Secondly, none of the bidders can present a financing plan to the banks within such a short time under such uncertain circumstances.
The bidders have raised the issue of conditions related to the venture's viability and about the private investors relations with IEC. The tenders committee told the bidders that regulatory issues related to the telecommunications industry are in the hands of the Ministry of Communications, not the tenders committee, which cannot therefore answer the bidders' questions.
The parties involved in the tender face growing pressure, because IEC realizes that the venture may not find bidders under its current terms. The lack of clarity about developments in the market and questions arising from HOT Telecommunication Systems Ltd's (TASE: HOT) last sales offer have had an effect, and the tender committee members realize that it is up to the Ministry of Communications to move the tender forward.

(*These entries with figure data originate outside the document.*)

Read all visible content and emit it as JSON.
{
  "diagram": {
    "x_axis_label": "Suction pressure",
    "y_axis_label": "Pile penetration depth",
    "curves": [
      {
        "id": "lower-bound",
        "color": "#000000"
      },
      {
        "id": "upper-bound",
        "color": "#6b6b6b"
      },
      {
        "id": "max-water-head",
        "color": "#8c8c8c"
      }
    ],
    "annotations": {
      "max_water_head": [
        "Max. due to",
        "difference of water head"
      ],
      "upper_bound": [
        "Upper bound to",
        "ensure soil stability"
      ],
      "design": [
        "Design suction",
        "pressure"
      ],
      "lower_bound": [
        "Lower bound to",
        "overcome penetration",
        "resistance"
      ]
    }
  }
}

The bidders support the participation by mobile carriers Cellcom Israel Ltd. (NYSE:CEL; TASE:CEL) and Partner Communications Ltd. (Nasdaq: PTNR; TASE: PTNR) in the venture, with stakes of up to 10% each, as they will be the venture's potential customers. However, the carriers are demanding in exchange price controls on Bezeq Israeli Telecommunication Co. Ltd. (TASE: BEZQ) and HOT's infrastructures, and to compel them to sell infrastructures cheaply until the IEC venture deploys its fiber optic network nationwide.